Saturday, September 8, 2012

Gondol








Bu sabah kalktık.Kaldığımız otelin restoranında bir fincan kahve içip,beyaz pizza yedik.Kahve fincanına bakıp iç geçirdik."Ahhh keşke demli bir çay olsa da içsek." diye.

Fikrimiz film festivaline katılmaktı.Bugün bir Türk filmi vardı festivalde.Onu izlemeyi planlıyorduk.Ama olmadı.

Neden?

Çünkü Simge'nin canı birden bire gondola binmek istedi.

Devrim de kardeşini kıramayınca atladılar bir gondola başladılar Venedik'in içindeki kanallarda gezinmeye.

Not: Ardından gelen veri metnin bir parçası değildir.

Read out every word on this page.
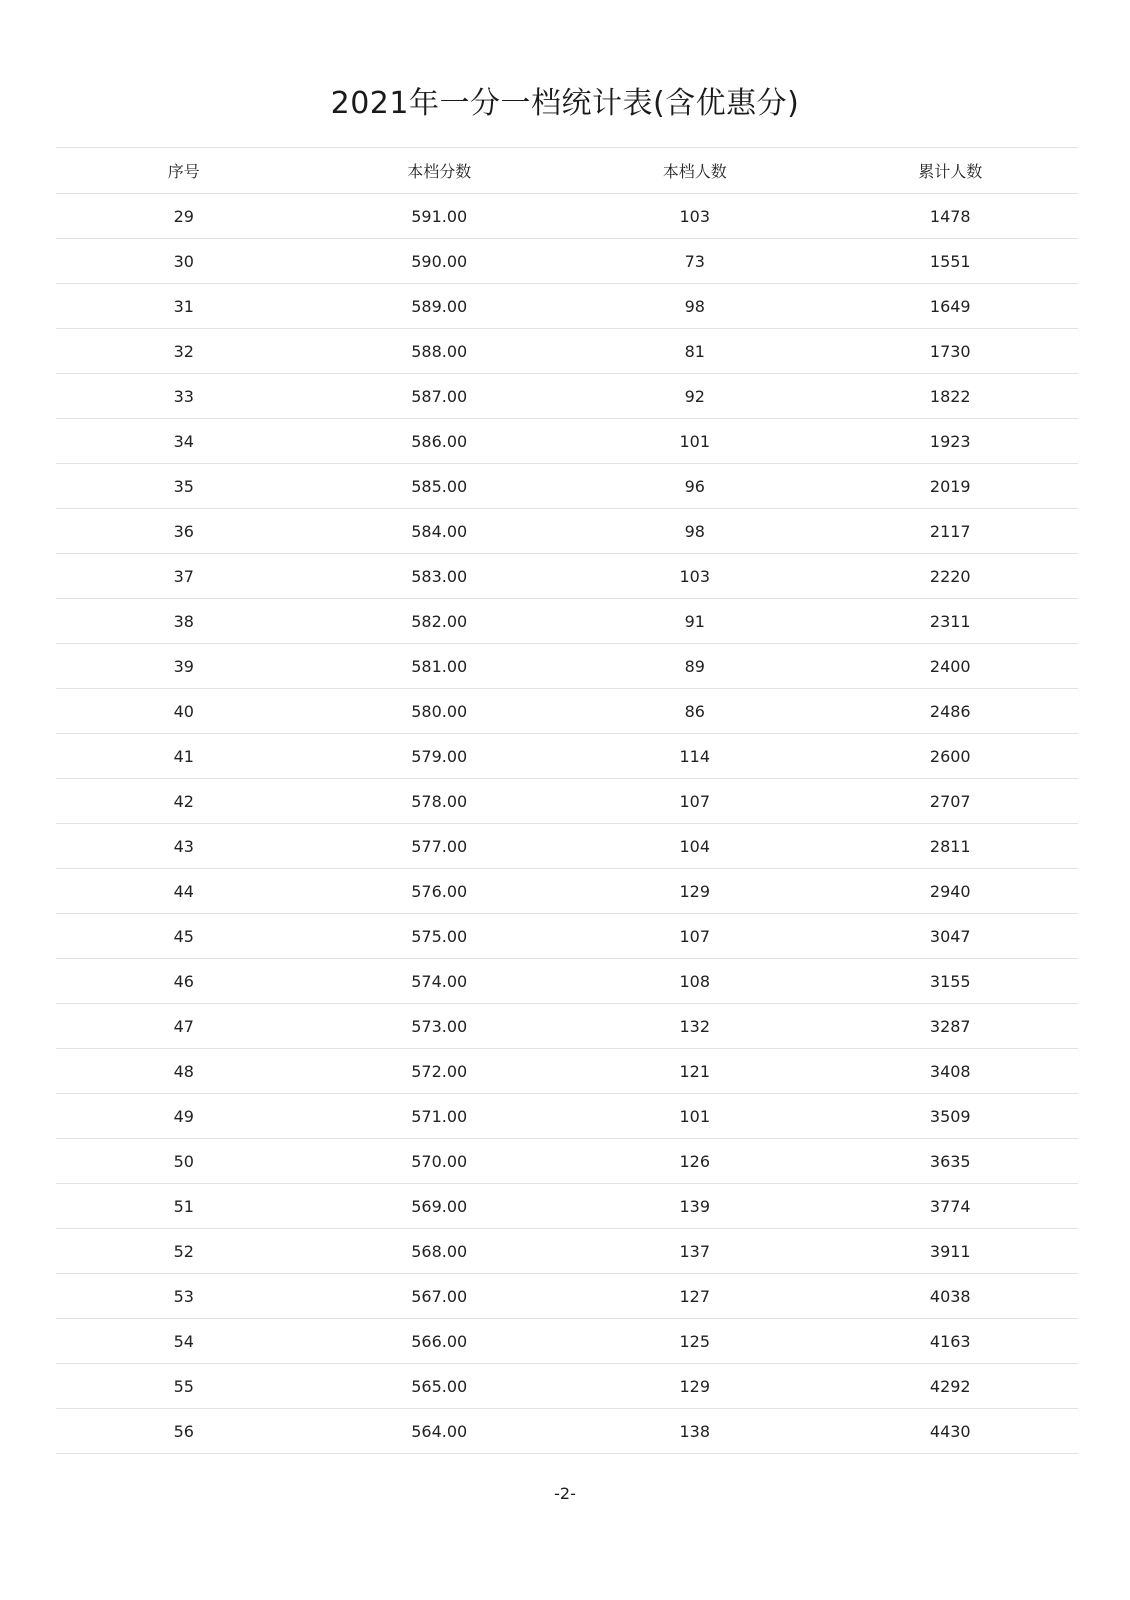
2021年一分一档统计表(含优惠分)
序号	本档分数	本档人数	累计人数
29	591.00	103	1478
30	590.00	73	1551
31	589.00	98	1649
32	588.00	81	1730
33	587.00	92	1822
34	586.00	101	1923
35	585.00	96	2019
36	584.00	98	2117
37	583.00	103	2220
38	582.00	91	2311
39	581.00	89	2400
40	580.00	86	2486
41	579.00	114	2600
42	578.00	107	2707
43	577.00	104	2811
44	576.00	129	2940
45	575.00	107	3047
46	574.00	108	3155
47	573.00	132	3287
48	572.00	121	3408
49	571.00	101	3509
50	570.00	126	3635
51	569.00	139	3774
52	568.00	137	3911
53	567.00	127	4038
54	566.00	125	4163
55	565.00	129	4292
56	564.00	138	4430
-2-
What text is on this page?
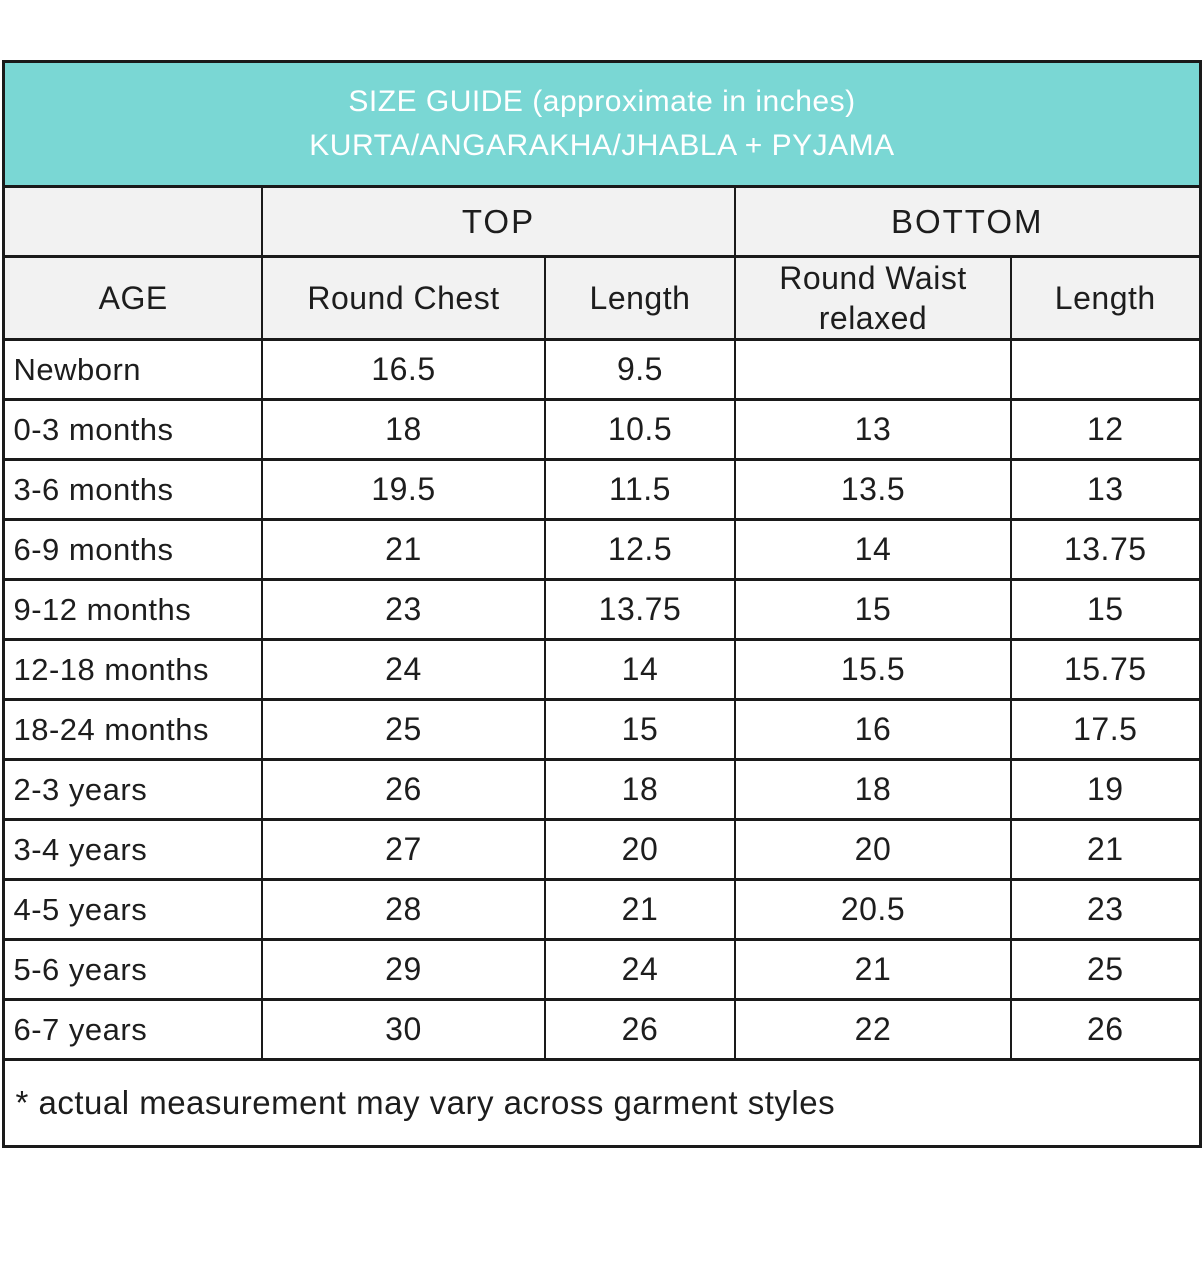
SIZE GUIDE (approximate in inches)
KURTA/ANGARAKHA/JHABLA + PYJAMA				

	TOP		BOTTOM	
AGE	Round Chest	Length	Round Waist relaxed	Length
Newborn	16.5	9.5		
0-3 months	18	10.5	13	12
3-6 months	19.5	11.5	13.5	13
6-9 months	21	12.5	14	13.75
9-12 months	23	13.75	15	15
12-18 months	24	14	15.5	15.75
18-24 months	25	15	16	17.5
2-3 years	26	18	18	19
3-4 years	27	20	20	21
4-5 years	28	21	20.5	23
5-6 years	29	24	21	25
6-7 years	30	26	22	26
* actual measurement may vary across garment styles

Simge gondoldan kolunu sarkıtıp suyun içine daldırdı.Suyun koluna çarpması ruhunu dinlendirdi.Ruhu o kadar çok dinlendi ki şarkı söyleme gafletinde bulundu.Çevresindeki bir çok insan şarkı söylerken Simge'ye dönüp baktılar buruşturdukları yüzleri ile.Simge'de onlar anlamasın diye Türkçe sözcükler saçtı etrafa.Biraz abartmış olacak ki Devrim eliyle kapattı ağzını.Sonra da dakikalarca güldüler birbirlerine.

Gondoldan indiler.Yemyeşil bir bahçe buldular.Oturdular çimlerin üzerine.Devrim heyecanla İtalya'da üniversiteye başladığı için ne kadar heyecanlı olduğunu anlattı.Sinema ve televizyon okumak en büyük hayali idi.Devrim bu kadar heyecanlı iken Simge karanlıklar içinde kalmıştı.Abisinin heyecanını paylaşmak istese de yapamıyordu.Hiçbir şey demeden sadece dinledi.Yüzüne kondurduğu sahte bir gülümseme ile.

Evet bu aralar biraz canı sıkkın Simge'nin.O da neden böyle olduğunu bilmiyor.